Trotzdem ist Italien anders als das faschistische Deutschland, was sich besonders im „Putsch“ von 1943 erweist: Der kein Putsch war, sondern eine Abstimmungsniederlage Mussolinis im „faschistischen Großrat“, eine Abstimmung, die er noch nicht einmal hätte zulassen müssen und deren Ergebnis er hätte ignorieren bzw. seine Macht hätte durch die ihm ergebenen faschistischen Paramilitärs sichern lassen können. Und so passiert ihm seine Absetzung, die er anfangs kaum ernst genommen hatte und er fügt sich dem ohne allzu großen Widerstand. Erst seine „Befreiung“ durch deutsche Truppen und die Installierung der Marionettenregierung von Salo lässt seine Herrschaft noch einmal andauern – gewährt von Hitlers Gnaden und mit beschränkten Machtbefugnissen. Bis zu seinem Ende hat man immer den Eindruck (wie auch bei Hitler), dass sich die Geschichte einen – allerdings tödlich-ernsten – Scherz erlaubt hat, indem es mediokren Rabauken erlaubt hat, eine Zeitlang ihre abstrusen Machtträume zu verfolgen. Oder aber diese Sichtweise ist grundsätzlich falsch, weil sie Staatsführern implizit eine gewisse moralische und intellektuelle Befähigung zuspricht, derer sie aber ebenso entbehren wie auch der ganz durchschnittliche Homo sapiens: Denn Trump oder Bolsonaro sind weder moralisch noch geistig den genannten Faschisten überlegen. Es sind vielmehr (bisher) die konstitutionellen Umstände, die größeres Ungemach verhindern.
Das Buch ist eine überaus gelungene, psychologisch feine Darstellung eines Diktators, dem das blinde Schicksal eine Macht verlieh, der sich der meist feige, oft ängstliche und charakterschwache Frauenheld als unwürdig erwies. Ein Maulheld, der unter anderen Umständen (wie sein Pendant Hitler) bestenfalls eine Gaststube hätte unterhalten können und der zu seiner eigenen Überraschung in die Lage kam, seine verqueren Träume in Ansätzen zu verwirklichen.
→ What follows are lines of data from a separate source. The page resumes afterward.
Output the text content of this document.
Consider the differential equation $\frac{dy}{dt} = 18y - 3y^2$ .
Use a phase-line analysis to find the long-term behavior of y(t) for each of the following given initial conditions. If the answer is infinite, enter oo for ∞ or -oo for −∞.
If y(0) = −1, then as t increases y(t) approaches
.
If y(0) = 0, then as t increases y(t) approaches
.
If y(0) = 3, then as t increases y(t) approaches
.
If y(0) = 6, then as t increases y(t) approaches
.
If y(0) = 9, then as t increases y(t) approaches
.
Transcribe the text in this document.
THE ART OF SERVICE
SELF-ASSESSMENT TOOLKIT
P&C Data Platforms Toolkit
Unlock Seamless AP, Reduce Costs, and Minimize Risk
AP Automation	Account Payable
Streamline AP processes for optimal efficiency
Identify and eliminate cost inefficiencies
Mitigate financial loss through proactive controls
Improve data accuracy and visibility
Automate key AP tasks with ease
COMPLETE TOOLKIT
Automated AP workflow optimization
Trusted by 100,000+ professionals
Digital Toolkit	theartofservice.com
Dessen Faszination zu einem Gutteil aus der ihm zukommenden Macht resultierte, der weder Monster war noch ein bloß unschuldiges Opfer der Umstände, ein oft kleingeistiger Durchschnittsmensch mit rhetorischer Begabung (all das könnte man auch von Hitler sagen). Dies alles zum Ausdruck zu bringen ist Woller hervorragend gelungen, eine wirklich stimmige Darstellung.
Hans Woller: Mussolini. Der erste Faschist. München: Beck 2016.